I do not want surgery!!

Full Stop!

End of Story!

My orthopaedic heard me and prescribed therapeutical gymnastics/physiotherapy. But at that time I had already done my first short yoga therapeutics teacher training. Not that I was an expert or anything, but I had learned quite a few exercises that helped relieve back pain and I rather trusted those, then in the therapeutical gymnastic. Careless and irresponsible or not, I skipped the prescription and went for the yoga therapeutics. As I hardly had any money at the time I did everything myself. Although I barely could execute any of those exercises due to the extreme pain I was in, I tried little movements and variations and variations of variations. I broke them down again and again until I found a way to execute them softly, finding a tiny bit of comfort. I would do them again and again, how ever often I could. Additionally I went for a weekly craniosacral therapy, that was all I could afford. The orthopaedic had given me a TENS device (TENS =Transcutaneous Electrical Nerve Stimulation), which I would apply twice a day on my lower back.
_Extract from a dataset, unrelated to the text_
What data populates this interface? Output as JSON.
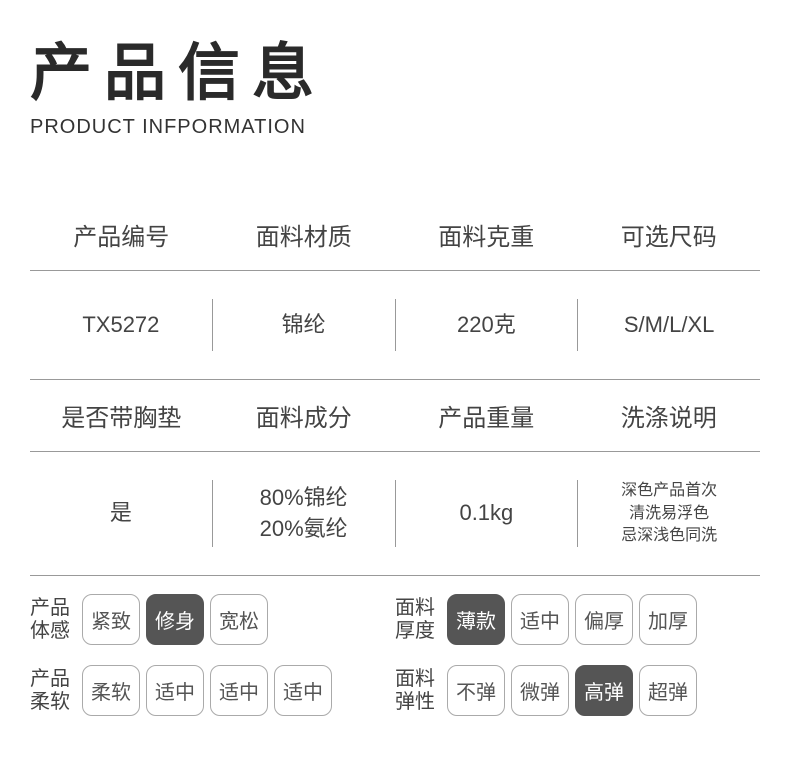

Every morning I woke up crying, every evening I cried myself into sleep. But I constantly did my yoga therapeutics, carefully and soft, but determined. Very slowly, I am talking months done the road, I started to feel a bit better and after a few months there were occasional moments free of pain. My flexibility and mobility were still gone, but with the help of those therapeutic yogic exercises, the TENS and craniosacral therapy little by little I could move a bit more with less pain. After about a year I was able to do very gentle yoga classes again. I had to adjust and change a few positions and use lots of props and support but I was making progress. I continued and never stopped and never gave up. All I know is that the pain slowly decreased and I did not need the surgery in the end. The doctor couldn’t believe it.
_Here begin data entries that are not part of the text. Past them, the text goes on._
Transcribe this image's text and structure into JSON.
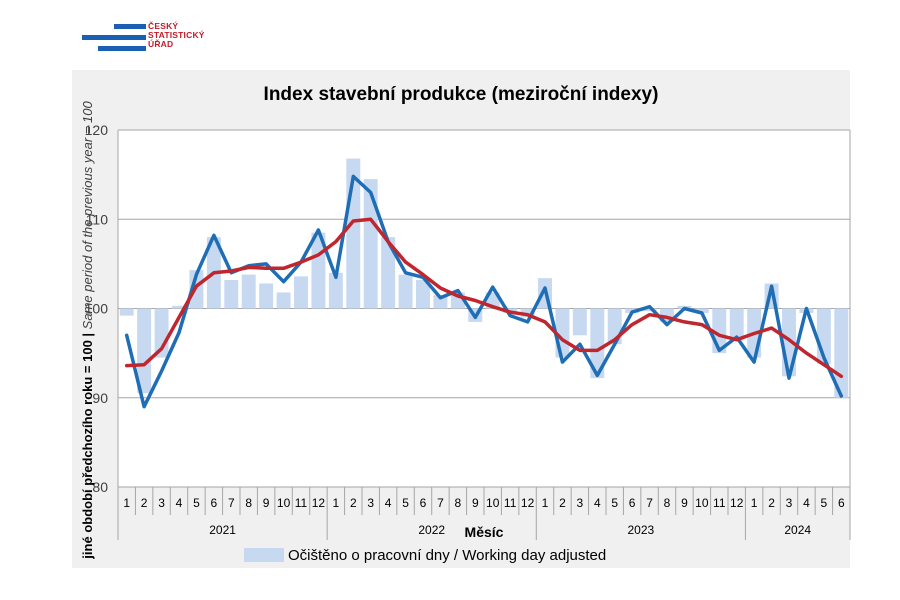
{
  "logo": {
    "lines": [
      "ČESKÝ",
      "STATISTICKÝ",
      "ÚŘAD"
    ]
  },
  "chart_data": {
    "type": "bar",
    "title": "Index stavební produkce (meziroční indexy)",
    "xlabel": "Měsíc",
    "ylabel": "jiné období předchozího roku = 100 | Same period of the previous year = 100",
    "ylim": [
      80,
      120
    ],
    "yticks": [
      80,
      90,
      100,
      110,
      120
    ],
    "grid": true,
    "baseline": 100,
    "month_labels": [
      "1",
      "2",
      "3",
      "4",
      "5",
      "6",
      "7",
      "8",
      "9",
      "10",
      "11",
      "12",
      "1",
      "2",
      "3",
      "4",
      "5",
      "6",
      "7",
      "8",
      "9",
      "10",
      "11",
      "12",
      "1",
      "2",
      "3",
      "4",
      "5",
      "6",
      "7",
      "8",
      "9",
      "10",
      "11",
      "12",
      "1",
      "2",
      "3",
      "4",
      "5",
      "6"
    ],
    "years": [
      {
        "label": "2021",
        "months": 12
      },
      {
        "label": "2022",
        "months": 12
      },
      {
        "label": "2023",
        "months": 12
      },
      {
        "label": "2024",
        "months": 6
      }
    ],
    "legend_position": "bottom",
    "series": [
      {
        "name": "Očištěno o pracovní dny / Working day adjusted",
        "kind": "bar",
        "color": "#c6d9f1",
        "values": [
          99.2,
          90.5,
          94.5,
          100.3,
          104.3,
          108.0,
          103.2,
          103.8,
          102.8,
          101.8,
          103.6,
          108.5,
          104.0,
          116.8,
          114.5,
          108.0,
          103.8,
          103.2,
          101.5,
          101.8,
          98.5,
          101.8,
          99.5,
          99.0,
          103.4,
          94.5,
          97.0,
          92.2,
          96.0,
          99.5,
          99.7,
          98.5,
          100.3,
          99.5,
          95.0,
          96.4,
          94.5,
          102.8,
          92.4,
          99.5,
          93.8,
          90.0
        ]
      },
      {
        "name": "",
        "kind": "line",
        "color": "#1f6eb5",
        "values": [
          97.0,
          89.0,
          93.0,
          97.3,
          103.8,
          108.2,
          104.0,
          104.8,
          105.0,
          103.0,
          105.2,
          108.8,
          103.5,
          114.8,
          113.0,
          107.5,
          104.0,
          103.5,
          101.2,
          102.0,
          99.0,
          102.4,
          99.2,
          98.5,
          102.3,
          94.0,
          96.0,
          92.5,
          96.0,
          99.6,
          100.2,
          98.2,
          100.0,
          99.5,
          95.3,
          96.8,
          94.0,
          102.5,
          92.2,
          100.0,
          94.5,
          90.2
        ]
      },
      {
        "name": "",
        "kind": "line",
        "color": "#c0262d",
        "values": [
          93.6,
          93.7,
          95.5,
          99.0,
          102.5,
          104.0,
          104.2,
          104.6,
          104.5,
          104.5,
          105.2,
          106.0,
          107.5,
          109.8,
          110.0,
          107.5,
          105.2,
          103.8,
          102.3,
          101.4,
          100.9,
          100.2,
          99.6,
          99.3,
          98.5,
          96.5,
          95.3,
          95.3,
          96.5,
          98.2,
          99.3,
          99.0,
          98.5,
          98.2,
          97.0,
          96.5,
          97.2,
          97.8,
          96.5,
          95.0,
          93.7,
          92.4
        ]
      }
    ]
  }
}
It took a while (about 2 years) and a lot of effort, tears and despair, but I got there. Today I do all kinds of practices again. My beloved flowy yoga practices, functional calisthenics training, cardio and my aerial silk training that I am so passionately in love with. I basically never ever have back pain, to the contrary my back feels as strong as never before. I can do things I never were able to do before. Today I push the limits, but I will always respect them and never go too far again. I regained my flexibility, not to the point I was before, I am especially limited with backbends. But does that really matter? Is it really important if I touch my toes to the back of my head in Natarajasana or Eka Pada Rajakapotasana? I don’t think so.

As I was going through all of my back problems, I signed up for a few yoga therapeutics teacher trainings.  I wanted to learn more about the body and the way postural yoga can actually help us heal in more natural ways. And most importantly I wanted to be able to help others the way I managed to help myself.
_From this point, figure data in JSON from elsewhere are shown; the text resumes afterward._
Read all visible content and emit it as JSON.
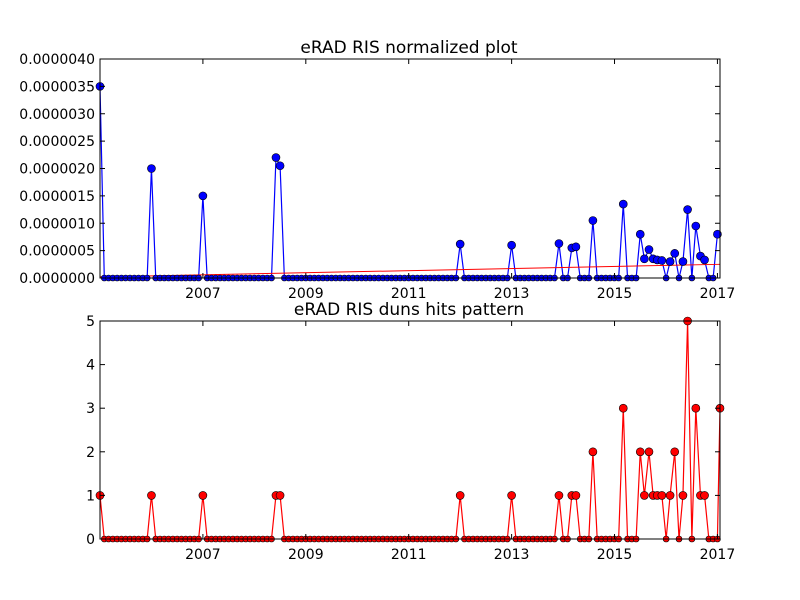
{
  "chart_data": [
    {
      "type": "line",
      "title": "eRAD RIS normalized plot",
      "xlabel": "",
      "ylabel": "",
      "xlim": [
        2005.0,
        2017.05
      ],
      "ylim": [
        0,
        4e-06
      ],
      "x_ticks": [
        2007,
        2009,
        2011,
        2013,
        2015,
        2017
      ],
      "x_tick_labels": [
        "2007",
        "2009",
        "2011",
        "2013",
        "2015",
        "2017"
      ],
      "y_ticks": [
        0,
        5e-07,
        1e-06,
        1.5e-06,
        2e-06,
        2.5e-06,
        3e-06,
        3.5e-06,
        4e-06
      ],
      "y_tick_labels": [
        "0.0000000",
        "0.0000005",
        "0.0000010",
        "0.0000015",
        "0.0000020",
        "0.0000025",
        "0.0000030",
        "0.0000035",
        "0.0000040"
      ],
      "grid": false,
      "colors": {
        "series": "#0000ff",
        "trend": "#ff0000"
      },
      "series": [
        {
          "values": [
            [
              2005.0,
              3.5e-06
            ],
            [
              2006.0,
              2e-06
            ],
            [
              2007.0,
              1.5e-06
            ],
            [
              2008.42,
              2.2e-06
            ],
            [
              2008.5,
              2.05e-06
            ],
            [
              2012.0,
              6.2e-07
            ],
            [
              2013.0,
              6e-07
            ],
            [
              2013.92,
              6.3e-07
            ],
            [
              2014.17,
              5.5e-07
            ],
            [
              2014.25,
              5.7e-07
            ],
            [
              2014.58,
              1.05e-06
            ],
            [
              2015.17,
              1.35e-06
            ],
            [
              2015.5,
              8e-07
            ],
            [
              2015.58,
              3.5e-07
            ],
            [
              2015.67,
              5.2e-07
            ],
            [
              2015.75,
              3.5e-07
            ],
            [
              2015.83,
              3.3e-07
            ],
            [
              2015.92,
              3.2e-07
            ],
            [
              2016.08,
              3e-07
            ],
            [
              2016.17,
              4.5e-07
            ],
            [
              2016.33,
              3e-07
            ],
            [
              2016.42,
              1.25e-06
            ],
            [
              2016.58,
              9.5e-07
            ],
            [
              2016.67,
              4e-07
            ],
            [
              2016.75,
              3.3e-07
            ],
            [
              2017.0,
              8e-07
            ]
          ]
        }
      ],
      "trend_line": [
        [
          2005.0,
          2e-08
        ],
        [
          2017.05,
          2.5e-07
        ]
      ]
    },
    {
      "type": "line",
      "title": "eRAD RIS duns hits pattern",
      "xlabel": "",
      "ylabel": "",
      "xlim": [
        2005.0,
        2017.05
      ],
      "ylim": [
        0,
        5
      ],
      "x_ticks": [
        2007,
        2009,
        2011,
        2013,
        2015,
        2017
      ],
      "x_tick_labels": [
        "2007",
        "2009",
        "2011",
        "2013",
        "2015",
        "2017"
      ],
      "y_ticks": [
        0,
        1,
        2,
        3,
        4,
        5
      ],
      "y_tick_labels": [
        "0",
        "1",
        "2",
        "3",
        "4",
        "5"
      ],
      "grid": false,
      "colors": {
        "series": "#ff0000"
      },
      "series": [
        {
          "values": [
            [
              2005.0,
              1
            ],
            [
              2006.0,
              1
            ],
            [
              2007.0,
              1
            ],
            [
              2008.42,
              1
            ],
            [
              2008.5,
              1
            ],
            [
              2012.0,
              1
            ],
            [
              2013.0,
              1
            ],
            [
              2013.92,
              1
            ],
            [
              2014.17,
              1
            ],
            [
              2014.25,
              1
            ],
            [
              2014.58,
              2
            ],
            [
              2015.17,
              3
            ],
            [
              2015.5,
              2
            ],
            [
              2015.58,
              1
            ],
            [
              2015.67,
              2
            ],
            [
              2015.75,
              1
            ],
            [
              2015.83,
              1
            ],
            [
              2015.92,
              1
            ],
            [
              2016.08,
              1
            ],
            [
              2016.17,
              2
            ],
            [
              2016.33,
              1
            ],
            [
              2016.42,
              5
            ],
            [
              2016.58,
              3
            ],
            [
              2016.67,
              1
            ],
            [
              2016.75,
              1
            ],
            [
              2017.05,
              3
            ]
          ]
        }
      ]
    }
  ]
}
I would not recommend for you to follow up on my radical path, but having said that, Yoga therapeutics might be a solution for you too. Please, always make sure to check back with your physician/health professional. You might be able to feel better just by doing yoga therapeutical sessions, or it might be better to do a combination of more traditionally western healing methods and the yoga. In any case, please never give up and work with professionals you trust in.

But always listen to yourself first !!